By Agence France Presse

Prosecutors in Paris said Tuesday that they have launched an investigation into doping at this year’s Tour de France after the discovery of suspicious medical equipment, including “syringes and drips,” disposed of by teams in July.

According to French daily Le Monde, the investigation involves a number of teams including the Astana squad of Tour winner Alberto Contador and his soon-to-be-former teammate Lance Armstrong. Prosecutors, however, noted they are reviewing materials from several teams and have not targeted individual riders or specific teams thus far.

The Astana team said the news stories were the first it had heard of the investigation.

“The Astana Cycling Team has nothing to hide,” a team statement said. “The riders use no forbidden substances. The team is confident in the result of analysis performed or to be performed by a Parisian laboratory and is prepared to cooperate.”

The announcement comes just one day ahead of organizers’ planned unveiling of the route to be used in the 2010 edition of the Tour.

The investigation was triggered after several “suspicious items” were found among bags of medical waste delivered to the company contracted by the Tour to handle their disposal.

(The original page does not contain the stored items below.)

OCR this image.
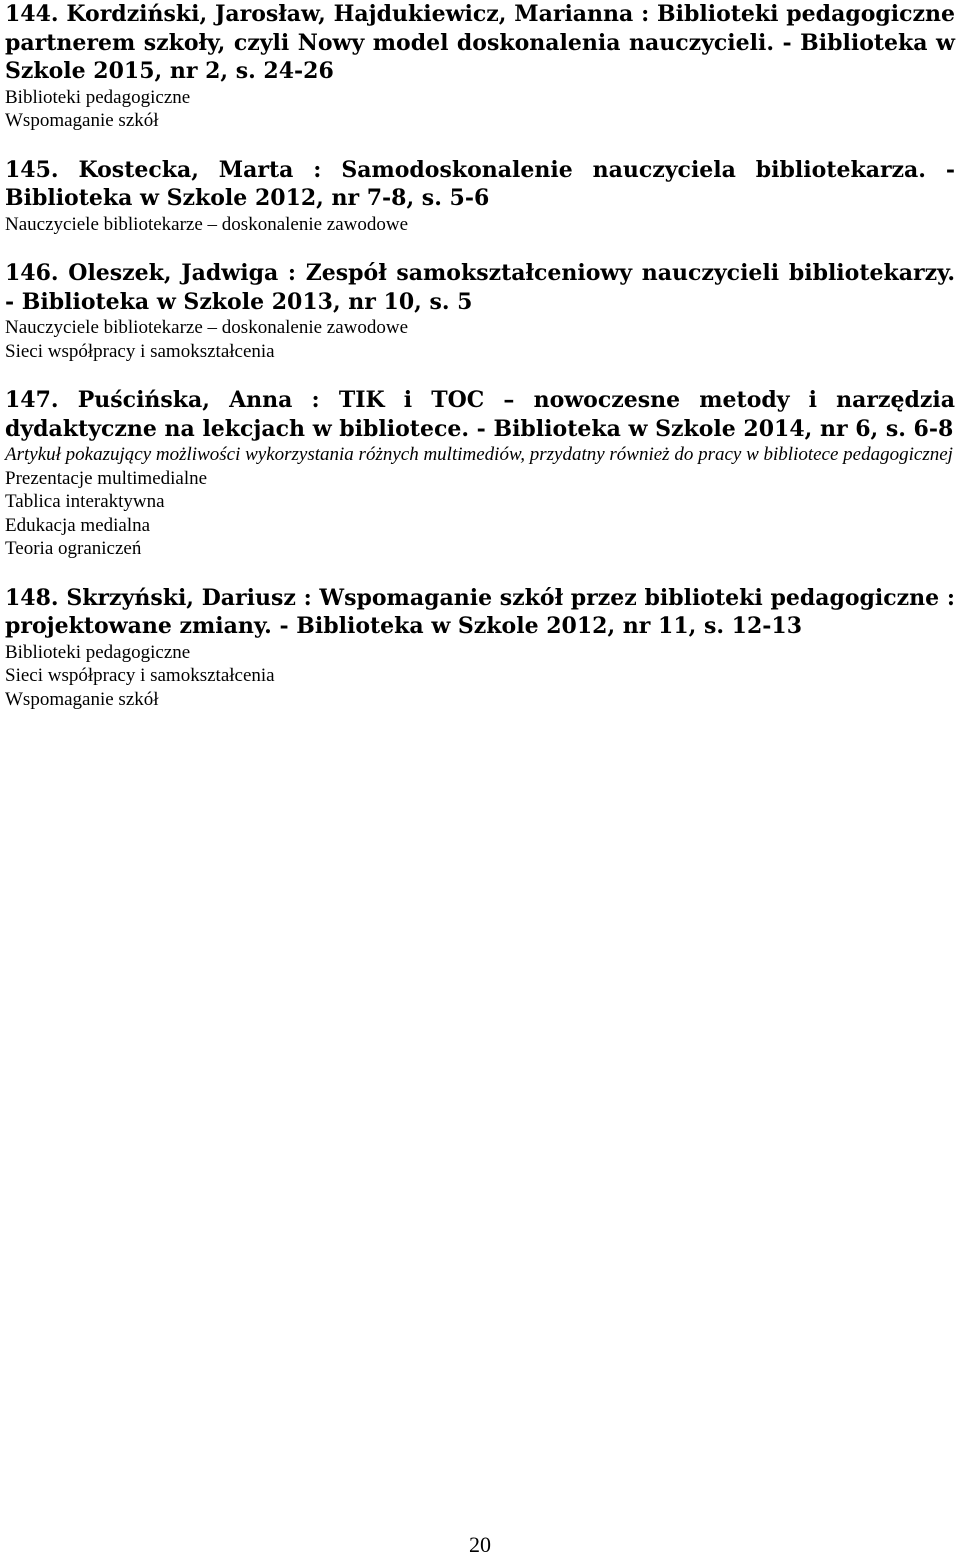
144. Kordziński, Jarosław, Hajdukiewicz, Marianna : Biblioteki pedagogiczne partnerem szkoły, czyli Nowy model doskonalenia nauczycieli. - Biblioteka w Szkole 2015, nr 2, s. 24-26

Biblioteki pedagogiczne
Wspomaganie szkół

145. Kostecka, Marta : Samodoskonalenie nauczyciela bibliotekarza. - Biblioteka w Szkole 2012, nr 7-8, s. 5-6

Nauczyciele bibliotekarze – doskonalenie zawodowe

146. Oleszek, Jadwiga : Zespół samokształceniowy nauczycieli bibliotekarzy. - Biblioteka w Szkole 2013, nr 10, s. 5

Nauczyciele bibliotekarze – doskonalenie zawodowe
Sieci współpracy i samokształcenia

147. Puścińska, Anna : TIK i TOC – nowoczesne metody i narzędzia dydaktyczne na lekcjach w bibliotece. - Biblioteka w Szkole 2014, nr 6, s. 6-8

Artykuł pokazujący możliwości wykorzystania różnych multimediów, przydatny również do pracy w bibliotece pedagogicznej

Prezentacje multimedialne
Tablica interaktywna
Edukacja medialna
Teoria ograniczeń

148. Skrzyński, Dariusz : Wspomaganie szkół przez biblioteki pedagogiczne : projektowane zmiany. - Biblioteka w Szkole 2012, nr 11, s. 12-13

Biblioteki pedagogiczne
Sieci współpracy i samokształcenia
Wspomaganie szkół
20
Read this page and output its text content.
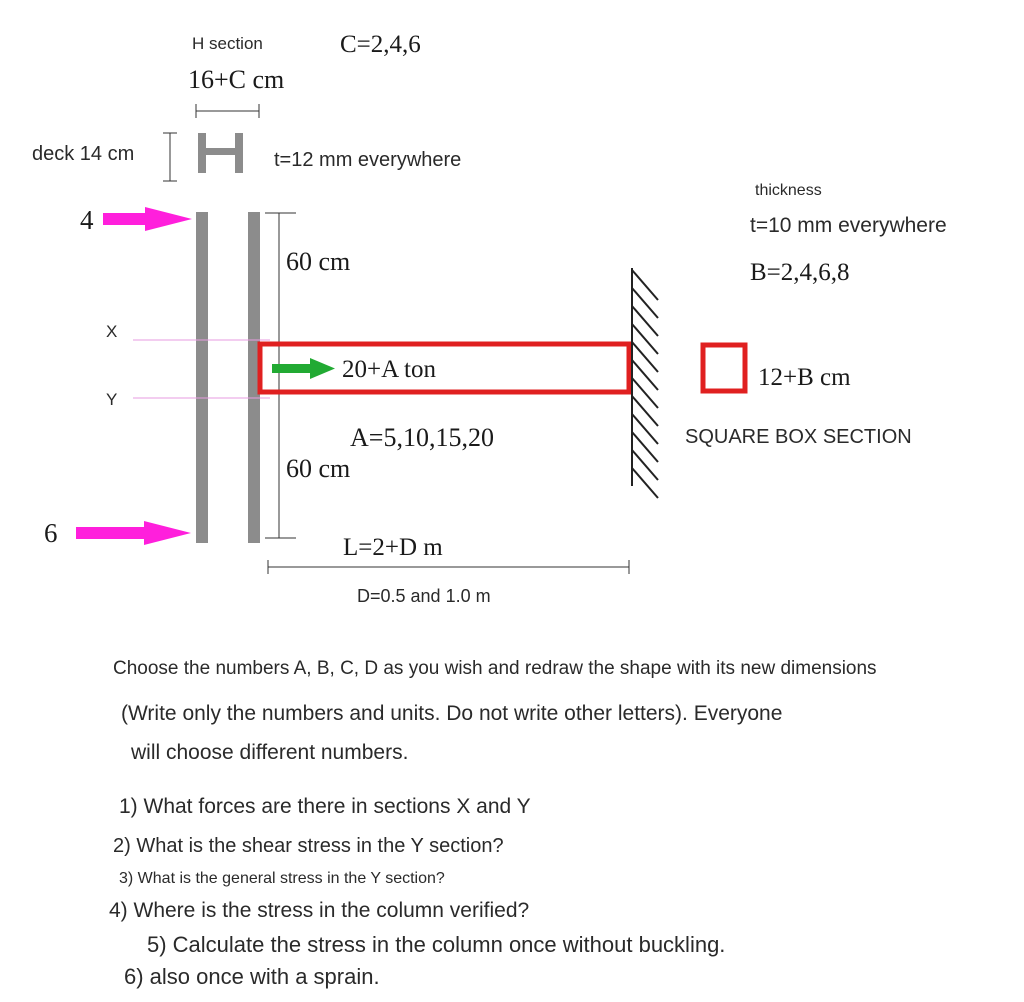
H section	C=2,4,6
16+C cm
deck 14 cm	t=12 mm everywhere
thickness
t=10 mm everywhere
B=2,4,6,8
X
Y
4
6
60 cm
60 cm
20+A ton	12+B cm
SQUARE BOX SECTION
A=5,10,15,20
L=2+D m
D=0.5 and 1.0 m

Choose the numbers A, B, C, D as you wish and redraw the shape with its new dimensions

(Write only the numbers and units. Do not write other letters). Everyone

will choose different numbers.

1) What forces are there in sections X and Y

2) What is the shear stress in the Y section?

3) What is the general stress in the Y section?

4) Where is the stress in the column verified?

5) Calculate the stress in the column once without buckling.

6) also once with a sprain.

Prosecutors said that “suspect medical devices,” such as syringes and IV bags, will undergo detailed evaluation.

The sports daily L’Equipe backed up Le Monde’s claims regarding Astana, noting that some of the syringes being analyzed had been used by the Kazakh team.

“These syringes, used by the team of race winner Alberto Contador, were sent to the Parisian forensics laboratory Toxlab of Professor Gilbert Pepin and are currently being analysed to determine their contents,” read an article in L’Equipe.

On October 7, the French Anti-doping Agency (AFLD) indicated that officials had found “incongruous substances” in bins used by the Tour de France teams, but nothing that violated the World Anti-Doping Code.

According to the AFLD, sitagliptin, which is used by diabetics when injecting insulin, and valpromide, an anti-convulsant which is prescribed in the treatment of epilepsy and manic depression, featured in a “surprising medicinal arsenal.”

At the same time, the AFLD accused the International Cycling Union (UCI), its partner during anti-doping tests at the Tour de France, of showing “preferential treatment” to Astana.

The UCI rejected the accusations and described them as “completely unfounded.”